Having led a group discussion about the book with some people from a pretty straight charismatic/evangelical church, one of the big points of debate we got into was whether or not people ought to be paid to be in full time ministry.
Perhaps it shouldn’t have done, but one contribution took me a little by surprise:
“The trouble is that we are all busy professional people, and so to solve the problem of all this stuff that needs doing in the church we say, ‘hey, why don’t we pay you to go full time’. Then the person we pay starts working and is surprised to find that nobody is volunteering for stuff, while we all turn up on Sunday and want something delivered by them without any hassle.”
Again it seems that the hectic blind alley of the city can lead to situations that don’t really suit anyone, but everyone struggles to change. Then again, I know of situations where people are working as ordained ministers part time, but basically being exploited for their good will and finding things tough.

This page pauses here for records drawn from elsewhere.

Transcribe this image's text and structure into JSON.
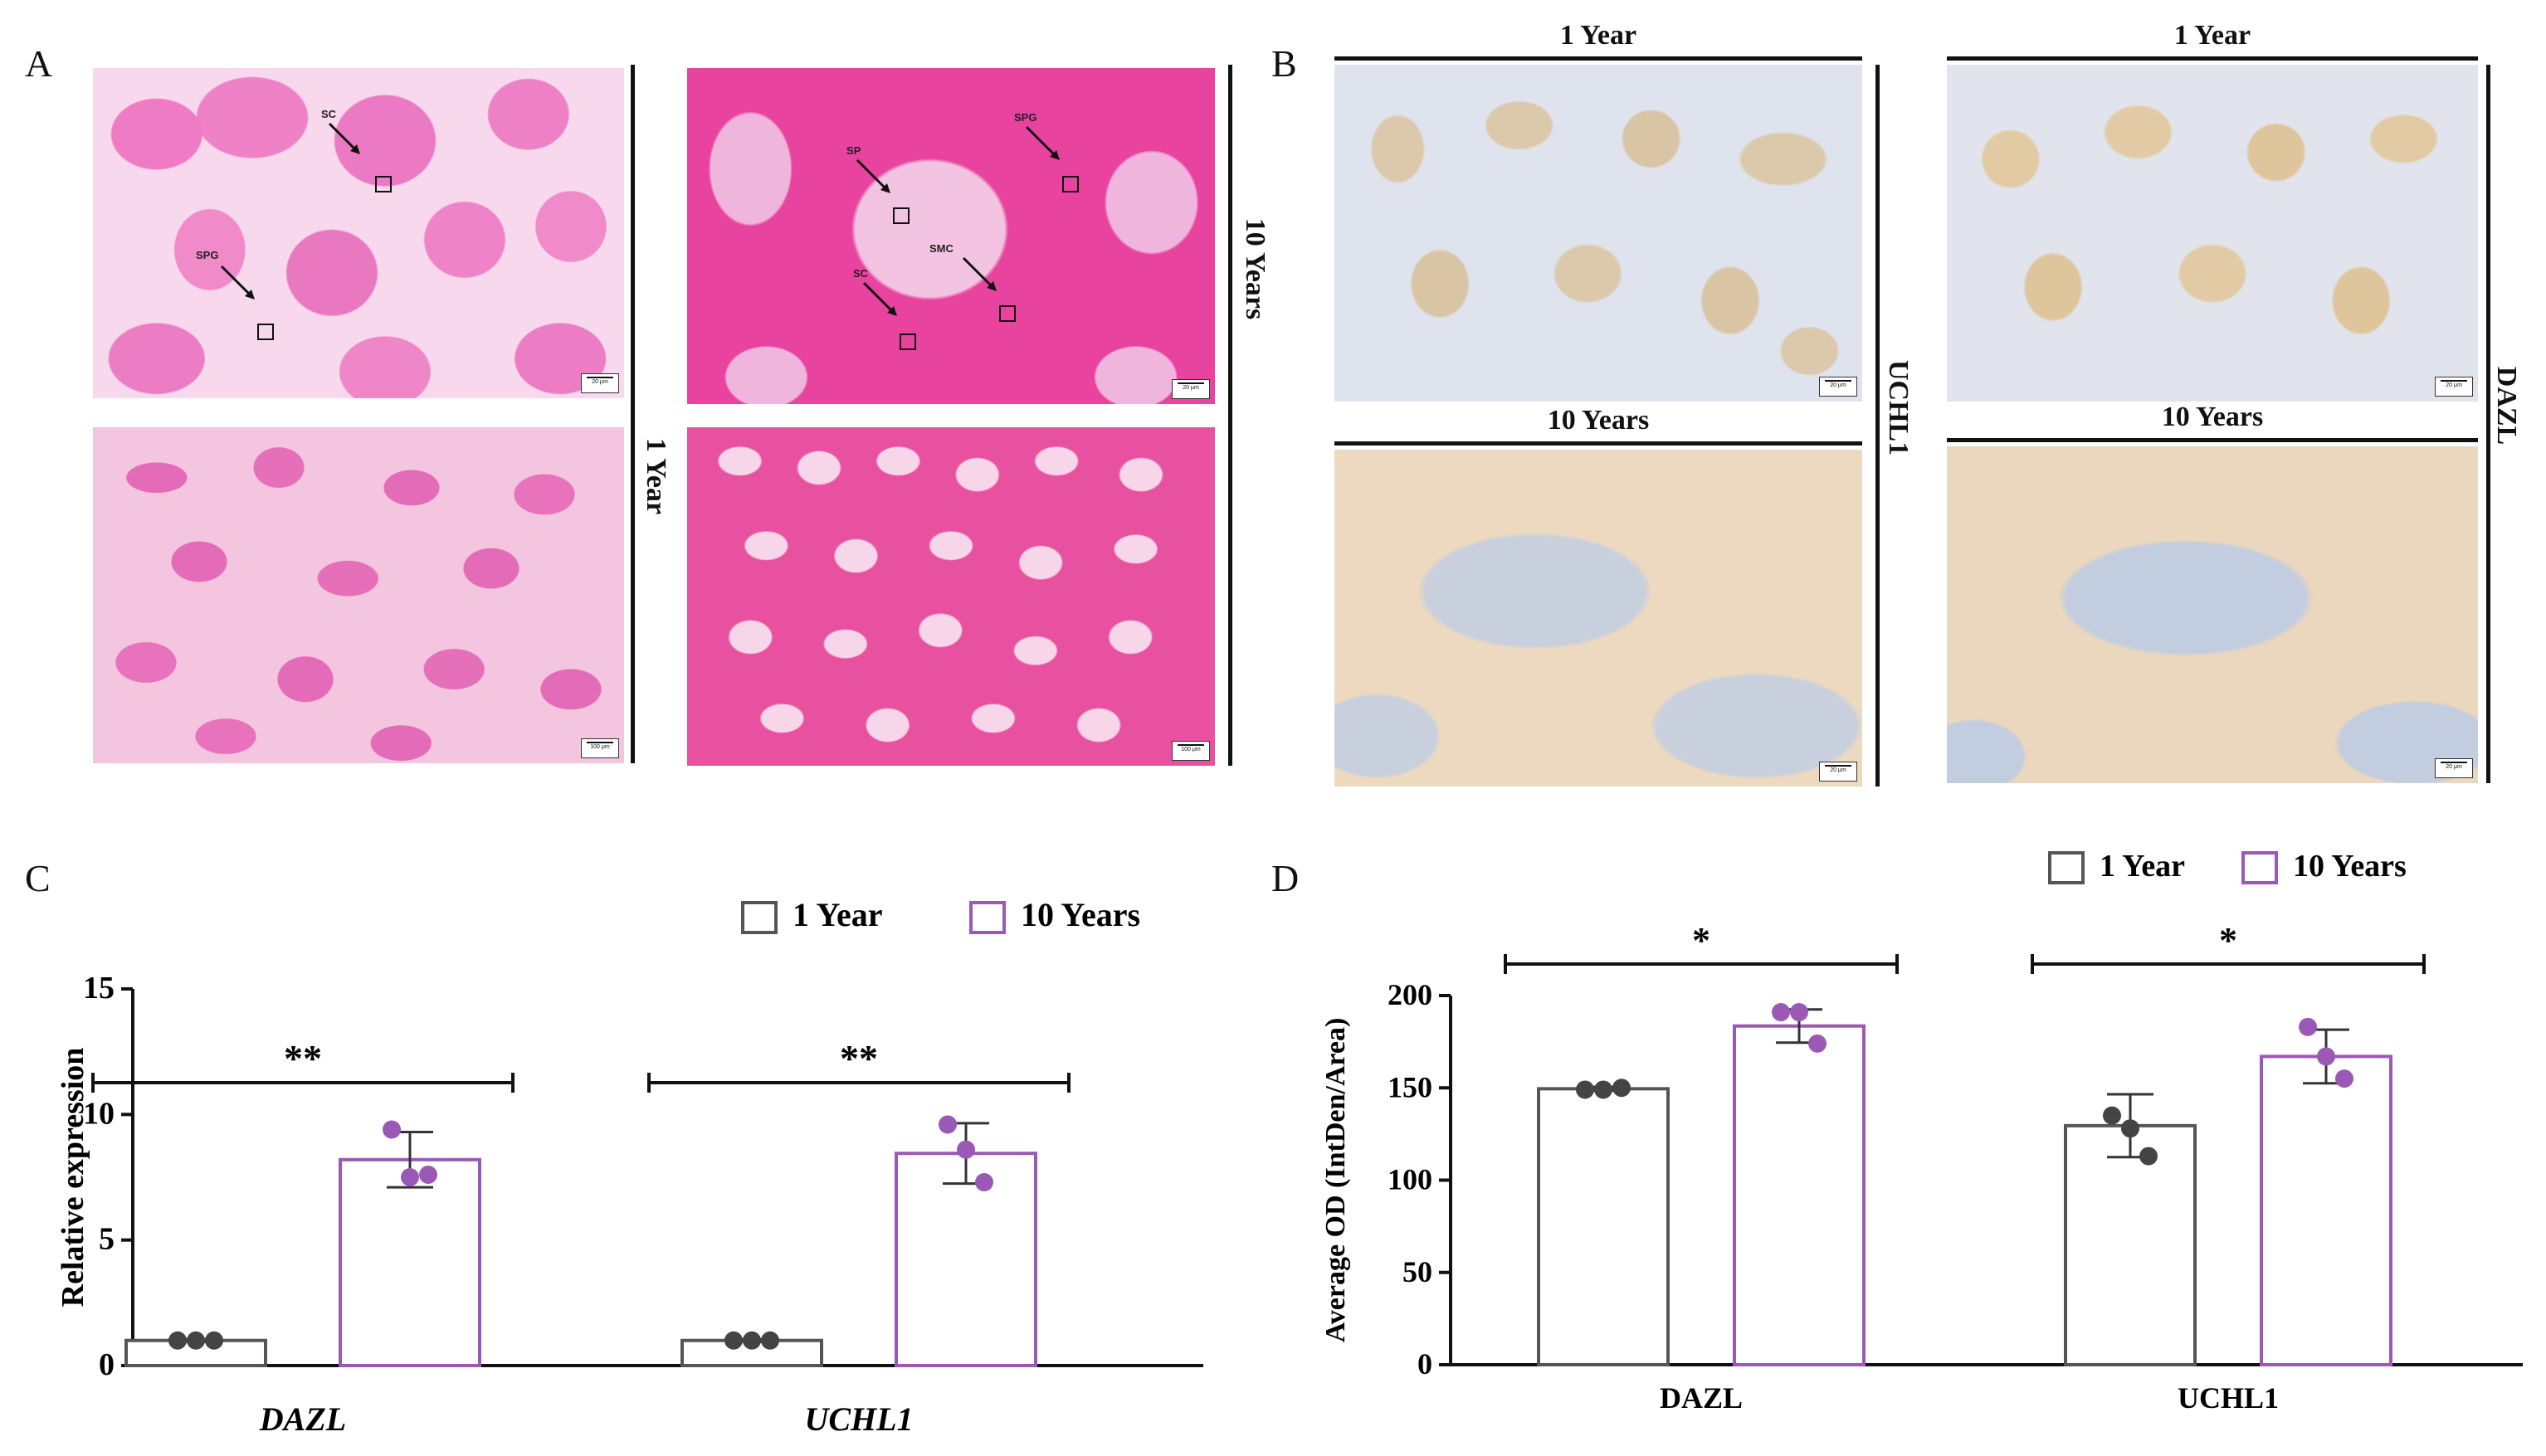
{
  "panels": {
    "a": "A",
    "b": "B",
    "c": "C",
    "d": "D"
  },
  "panel_a": {
    "label_1y": "1 Year",
    "label_10y": "10 Years",
    "annotations_1y": [
      "SC",
      "SPG"
    ],
    "annotations_10y": [
      "SP",
      "SPG",
      "SMC",
      "SC"
    ],
    "scale_top": "20 μm",
    "scale_bottom": "100 μm",
    "stain_colors": {
      "he_light": "#f3a9d3",
      "he_bright": "#ea5fb8",
      "he_lumen": "#e6f4ee"
    }
  },
  "panel_b": {
    "top_left": "1 Year",
    "top_right": "1 Year",
    "bottom_left": "10 Years",
    "bottom_right": "10 Years",
    "marker_left": "UCHL1",
    "marker_right": "DAZL",
    "scale": "20 μm",
    "stain_colors": {
      "ihc_blue": "#b9c5dd",
      "ihc_brown": "#d9b48a",
      "ihc_bg": "#ece8e3"
    }
  },
  "chart_data": [
    {
      "type": "bar",
      "panel": "C",
      "categories": [
        "DAZL",
        "UCHL1"
      ],
      "categories_italic": true,
      "series": [
        {
          "name": "1   Year",
          "color": "#555555",
          "values": [
            1.0,
            1.0
          ],
          "errors": [
            0.05,
            0.05
          ],
          "points": [
            [
              1.0,
              1.0,
              1.0
            ],
            [
              1.0,
              1.0,
              1.0
            ]
          ]
        },
        {
          "name": "10 Years",
          "color": "#9b59b6",
          "values": [
            8.2,
            8.45
          ],
          "errors": [
            1.1,
            1.2
          ],
          "points": [
            [
              9.4,
              7.5,
              7.6
            ],
            [
              9.6,
              8.6,
              7.3
            ]
          ]
        }
      ],
      "ylabel": "Relative expression",
      "xlabel": "",
      "ylim": [
        0,
        15
      ],
      "yticks": [
        0,
        5,
        10,
        15
      ],
      "significance": [
        "**",
        "**"
      ],
      "legend": "top-right"
    },
    {
      "type": "bar",
      "panel": "D",
      "categories": [
        "DAZL",
        "UCHL1"
      ],
      "categories_italic": false,
      "series": [
        {
          "name": "1 Year",
          "color": "#555555",
          "values": [
            149.5,
            129.5
          ],
          "errors": [
            1.0,
            17.0
          ],
          "points": [
            [
              149,
              149,
              150
            ],
            [
              135,
              128,
              113
            ]
          ]
        },
        {
          "name": "10 Years",
          "color": "#9b59b6",
          "values": [
            183.5,
            167.0
          ],
          "errors": [
            9.0,
            14.5
          ],
          "points": [
            [
              191,
              191,
              174
            ],
            [
              183,
              167,
              155
            ]
          ]
        }
      ],
      "ylabel": "Average OD (IntDen/Area)",
      "xlabel": "",
      "ylim": [
        0,
        200
      ],
      "yticks": [
        0,
        50,
        100,
        150,
        200
      ],
      "significance": [
        "*",
        "*"
      ],
      "legend": "top-right"
    }
  ]
}
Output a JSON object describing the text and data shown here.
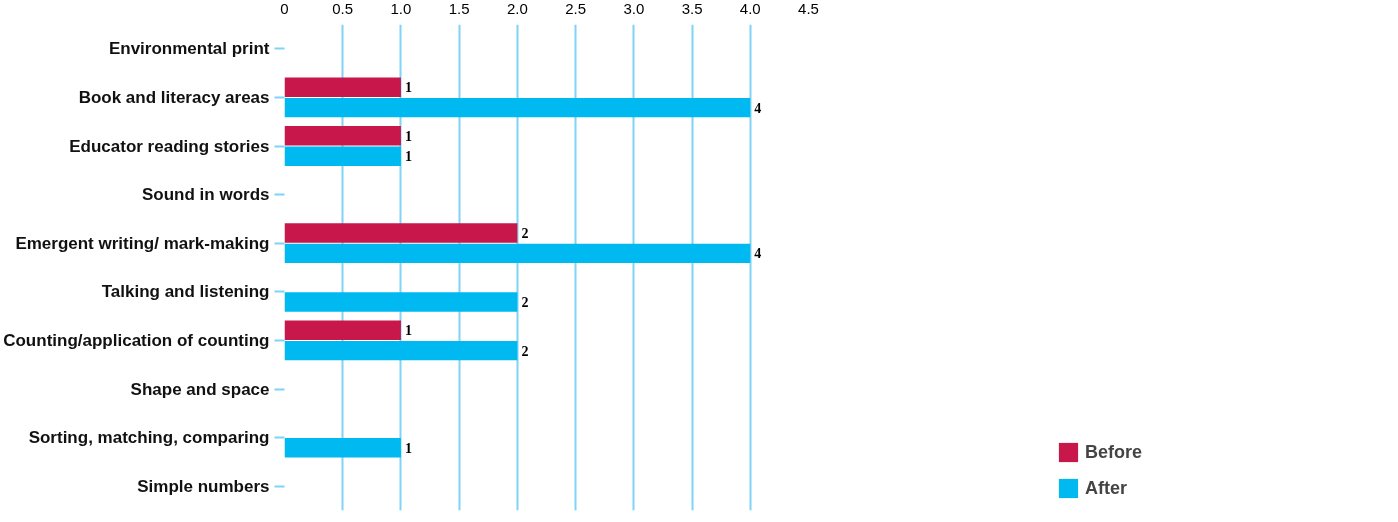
{
  "chart_data": {
    "type": "bar",
    "orientation": "horizontal",
    "categories": [
      "Environmental print",
      "Book and literacy areas",
      "Educator reading stories",
      "Sound in words",
      "Emergent writing/ mark-making",
      "Talking and listening",
      "Counting/application of counting",
      "Shape and space",
      "Sorting, matching, comparing",
      "Simple numbers"
    ],
    "series": [
      {
        "name": "Before",
        "color": "#c8174a",
        "values": [
          null,
          1,
          1,
          null,
          2,
          null,
          1,
          null,
          null,
          null
        ]
      },
      {
        "name": "After",
        "color": "#00b9f0",
        "values": [
          null,
          4,
          1,
          null,
          4,
          2,
          2,
          null,
          1,
          null
        ]
      }
    ],
    "xlim": [
      0,
      4.5
    ],
    "xticks": [
      0,
      0.5,
      {
        "value": 1,
        "label": "1.0"
      },
      1.5,
      {
        "value": 2,
        "label": "2.0"
      },
      2.5,
      {
        "value": 3,
        "label": "3.0"
      },
      3.5,
      {
        "value": 4,
        "label": "4.0"
      },
      4.5
    ],
    "grid": "x",
    "legend": "bottom right",
    "data_labels": true
  }
}
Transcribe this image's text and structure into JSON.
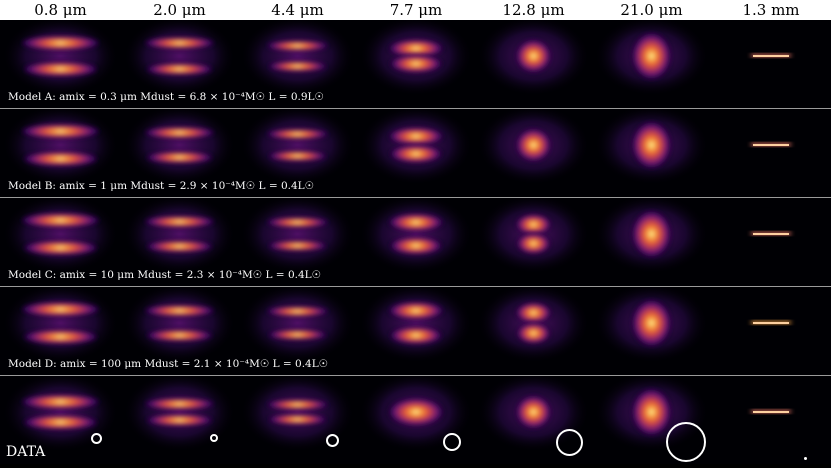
{
  "columns": [
    {
      "label": "0.8 μm"
    },
    {
      "label": "2.0 μm"
    },
    {
      "label": "4.4 μm"
    },
    {
      "label": "7.7 μm"
    },
    {
      "label": "12.8 μm"
    },
    {
      "label": "21.0 μm"
    },
    {
      "label": "1.3 mm"
    }
  ],
  "rows": [
    {
      "label": "Model A: amix = 0.3 μm Mdust = 6.8 × 10⁻⁴M☉ L = 0.9L☉",
      "morph": [
        0.5,
        0.5,
        0.3,
        0.12,
        0,
        0,
        0
      ]
    },
    {
      "label": "Model B: amix = 1 μm Mdust = 2.9 × 10⁻⁴M☉ L = 0.4L☉",
      "morph": [
        0.55,
        0.45,
        0.35,
        0.2,
        0,
        0,
        0
      ]
    },
    {
      "label": "Model C: amix = 10 μm Mdust = 2.3 × 10⁻⁴M☉ L = 0.4L☉",
      "morph": [
        0.55,
        0.45,
        0.4,
        0.4,
        0.25,
        0,
        0
      ]
    },
    {
      "label": "Model D: amix = 100 μm Mdust = 2.1 × 10⁻⁴M☉ L = 0.4L☉",
      "morph": [
        0.55,
        0.45,
        0.4,
        0.45,
        0.3,
        0,
        0
      ]
    },
    {
      "label": "DATA",
      "morph": [
        0.3,
        0.15,
        0.1,
        0,
        0,
        0,
        0
      ]
    }
  ],
  "colors": {
    "colormap": "inferno",
    "separator": "#9a9a9a",
    "beam": "#ffffff"
  }
}
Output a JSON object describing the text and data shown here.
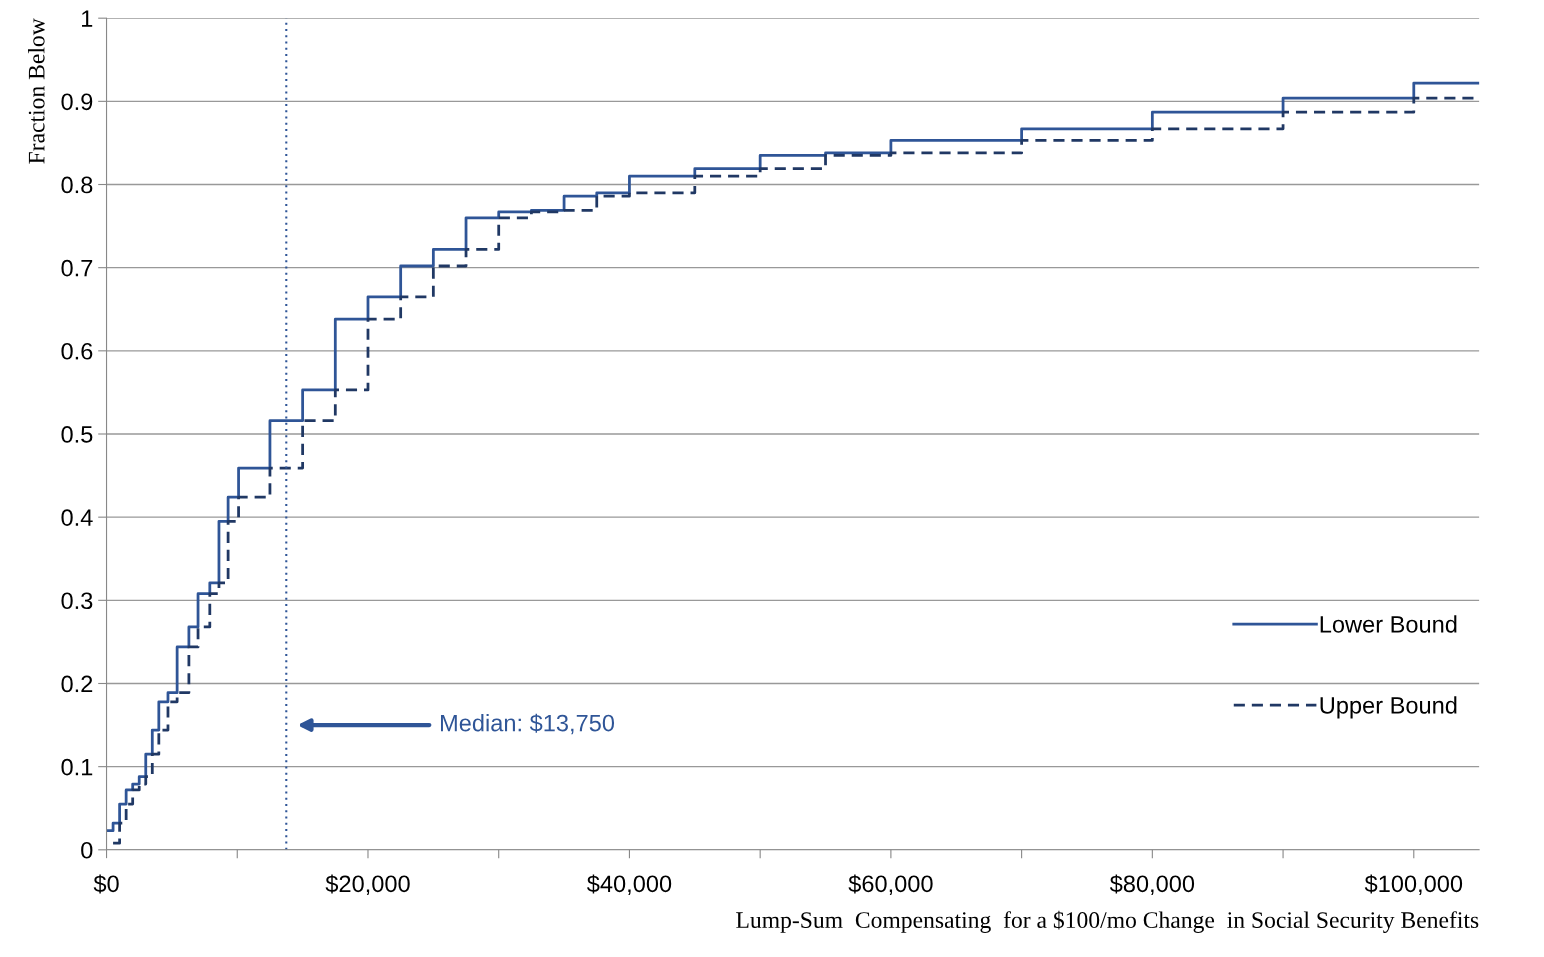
{
  "chart_data": {
    "type": "step",
    "xlabel": "Lump-Sum  Compensating  for a $100/mo Change  in Social Security Benefits",
    "ylabel": "Fraction Below",
    "series": [
      {
        "name": "Lower Bound",
        "color": "#2f5597",
        "line_style": "solid",
        "x": [
          0,
          500,
          1000,
          1500,
          2000,
          2500,
          3000,
          3500,
          4000,
          4700,
          5400,
          6300,
          7000,
          7900,
          8600,
          9300,
          10100,
          12500,
          15000,
          17500,
          20000,
          22500,
          25000,
          27500,
          30000,
          32500,
          35000,
          37500,
          40000,
          45000,
          50000,
          55000,
          60000,
          70000,
          80000,
          90000,
          100000,
          105000
        ],
        "values": [
          0.023,
          0.032,
          0.055,
          0.072,
          0.079,
          0.088,
          0.115,
          0.144,
          0.178,
          0.189,
          0.244,
          0.268,
          0.308,
          0.321,
          0.395,
          0.424,
          0.459,
          0.516,
          0.553,
          0.638,
          0.665,
          0.702,
          0.722,
          0.76,
          0.767,
          0.769,
          0.786,
          0.79,
          0.81,
          0.819,
          0.835,
          0.838,
          0.853,
          0.867,
          0.887,
          0.904,
          0.922,
          0.922
        ]
      },
      {
        "name": "Upper Bound",
        "color": "#203864",
        "line_style": "dashed",
        "x": [
          500,
          1000,
          1500,
          2000,
          2500,
          3000,
          3500,
          4000,
          4700,
          5400,
          6300,
          7000,
          7900,
          8600,
          9300,
          10100,
          12500,
          15000,
          17500,
          20000,
          22500,
          25000,
          27500,
          30000,
          32500,
          35000,
          37500,
          40000,
          45000,
          50000,
          55000,
          60000,
          70000,
          80000,
          90000,
          100000,
          105000
        ],
        "values": [
          0.008,
          0.032,
          0.055,
          0.072,
          0.079,
          0.088,
          0.115,
          0.144,
          0.178,
          0.189,
          0.244,
          0.268,
          0.308,
          0.321,
          0.395,
          0.424,
          0.459,
          0.516,
          0.553,
          0.638,
          0.665,
          0.702,
          0.722,
          0.76,
          0.767,
          0.769,
          0.786,
          0.79,
          0.81,
          0.819,
          0.835,
          0.838,
          0.853,
          0.867,
          0.887,
          0.904,
          0.904
        ]
      }
    ],
    "ref_lines": [
      {
        "axis": "x",
        "value": 13750,
        "label": "Median: $13,750",
        "color": "#2f5597",
        "line_style": "dotted"
      }
    ],
    "xlim": [
      0,
      105000
    ],
    "xticks": [
      {
        "value": 0,
        "label": "$0"
      },
      {
        "value": 10000,
        "label": null
      },
      {
        "value": 20000,
        "label": "$20,000"
      },
      {
        "value": 30000,
        "label": null
      },
      {
        "value": 40000,
        "label": "$40,000"
      },
      {
        "value": 50000,
        "label": null
      },
      {
        "value": 60000,
        "label": "$60,000"
      },
      {
        "value": 70000,
        "label": null
      },
      {
        "value": 80000,
        "label": "$80,000"
      },
      {
        "value": 90000,
        "label": null
      },
      {
        "value": 100000,
        "label": "$100,000"
      }
    ],
    "ylim": [
      0,
      1
    ],
    "yticks": [
      0,
      0.1,
      0.2,
      0.3,
      0.4,
      0.5,
      0.6,
      0.7,
      0.8,
      0.9,
      1
    ],
    "grid": "y",
    "legend": "right"
  }
}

In a consumer society based on specialisation of labour, does employing leaders full time brings with it an immediate danger of everyone defaulting to them… And with that the vision and momentum of the group ending up becoming ‘top-down’? I know many CofE churches have actually found the most fruitful times have been in an interegnum where they actually have to get their hands dirty and get involved.
I don’t think this precludes some full time administration support, but wouldn’t think a better norm be a team of leaders who work part time in other jobs too? Is too much money wasted on salaries which could be better spent on actually doing the stuff?